Montag, 2.11.2020, 12:54

Bin leider erst mit Verspätung dazu gekommen hier quer zu lesen, aber das hier hätte ich doch mal ganz gern erklärt:

Brunner ist zu schlecht für die Bundesliga
Von mir aus. Meinetwegen.

310

Montag, 2.11.2020, 14:08

Ich stehe auch ein wenig zwischen den Meinungen, aber eines weiß ich ganz sicher: Unsere Jungs kommen kämpferisch mehr und sie können spielerisch mehr. Interessanterweise greifen beide Eigenschaften häufig ineinander: Wenn man griffig spielt und Bälle erobert, spielt man oft auch die Konter besser zu Ende. Wenn man hinten konzentriert AM MANN bleibt, passieren auch weniger überflüssige Gegentore.
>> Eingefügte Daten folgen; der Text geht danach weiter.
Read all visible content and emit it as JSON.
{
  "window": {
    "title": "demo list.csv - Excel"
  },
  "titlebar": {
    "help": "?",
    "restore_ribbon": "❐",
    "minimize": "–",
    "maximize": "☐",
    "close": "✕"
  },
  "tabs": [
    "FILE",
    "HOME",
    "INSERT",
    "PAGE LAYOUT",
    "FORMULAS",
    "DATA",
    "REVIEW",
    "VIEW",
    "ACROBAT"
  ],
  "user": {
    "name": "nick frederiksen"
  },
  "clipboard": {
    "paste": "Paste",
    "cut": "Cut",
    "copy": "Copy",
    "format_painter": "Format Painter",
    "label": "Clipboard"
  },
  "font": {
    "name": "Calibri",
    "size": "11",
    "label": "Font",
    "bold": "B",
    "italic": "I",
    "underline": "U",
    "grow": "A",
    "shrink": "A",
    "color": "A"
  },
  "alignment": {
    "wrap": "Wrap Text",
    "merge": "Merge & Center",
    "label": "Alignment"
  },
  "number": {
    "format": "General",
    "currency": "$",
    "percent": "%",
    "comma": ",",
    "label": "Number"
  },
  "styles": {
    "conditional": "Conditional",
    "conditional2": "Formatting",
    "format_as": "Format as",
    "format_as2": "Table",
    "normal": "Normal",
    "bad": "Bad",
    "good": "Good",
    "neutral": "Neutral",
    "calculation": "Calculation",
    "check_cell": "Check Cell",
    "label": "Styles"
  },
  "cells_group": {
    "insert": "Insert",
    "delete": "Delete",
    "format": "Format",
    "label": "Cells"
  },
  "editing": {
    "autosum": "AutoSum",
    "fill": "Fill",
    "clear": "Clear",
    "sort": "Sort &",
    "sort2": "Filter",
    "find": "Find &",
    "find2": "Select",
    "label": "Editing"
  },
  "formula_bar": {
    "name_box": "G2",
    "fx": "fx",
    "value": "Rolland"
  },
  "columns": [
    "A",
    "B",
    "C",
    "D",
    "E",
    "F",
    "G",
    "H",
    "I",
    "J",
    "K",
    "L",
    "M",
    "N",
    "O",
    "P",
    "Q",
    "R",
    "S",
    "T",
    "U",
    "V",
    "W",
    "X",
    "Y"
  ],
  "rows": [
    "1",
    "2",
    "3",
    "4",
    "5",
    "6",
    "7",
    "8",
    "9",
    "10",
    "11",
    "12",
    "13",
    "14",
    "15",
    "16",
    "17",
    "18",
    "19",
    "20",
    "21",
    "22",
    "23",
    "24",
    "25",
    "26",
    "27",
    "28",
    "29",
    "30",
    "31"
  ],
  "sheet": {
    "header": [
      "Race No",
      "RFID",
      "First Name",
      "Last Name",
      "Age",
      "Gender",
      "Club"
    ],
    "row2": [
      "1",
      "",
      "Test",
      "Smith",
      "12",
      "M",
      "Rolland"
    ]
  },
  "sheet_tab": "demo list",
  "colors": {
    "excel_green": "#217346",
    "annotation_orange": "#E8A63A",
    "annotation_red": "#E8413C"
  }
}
Das beides sind einfache Basics, an denen man die Woche über arbeiten kann und hier gibt es jede Menge Verbesserungspotenzial.

311

Montag, 2.11.2020, 14:17

Bin leider erst mit Verspätung dazu gekommen hier quer zu lesen, aber das hier hätte ich doch mal ganz gern erklärt:

Brunner ist zu schlecht für die Bundesliga

Direkt nach seiner Karte geschrieben, als er schon wieder zu spät war und seinem Gegenspieler voll auf den Fuß getreten war. Ist vielleicht etwas hart formuliert gewesen, allerdings habe ich solche unglücklichen Aktionen in den letzten schon öfter bei ihm gesehen. Vielleicht ist es anders manchmal auch nicht anders möglich?

Sein Konkurrent, de Medina fuchtelt da gern mit den Armen im Gesicht des Gegenspielers herum, auch nicht viel besser. So richtig zufrieden bin ich mi der Rechtsverteidiger-Position noch nicht.

Auf der anderen Seite hat aber dafür Anderson Lucoqui ein Bombenspiel hingelegt und von meinen zuvor kritisierten Stellungsfehlern habe ich diesmal nichts gesehen.

Vielleicht müssen sich auch die Außenverteidiger erstmal an die neue Liga gewöhnen? Aufgeben möchte ich noch keinen der vier Spieler, auch Laursen nicht.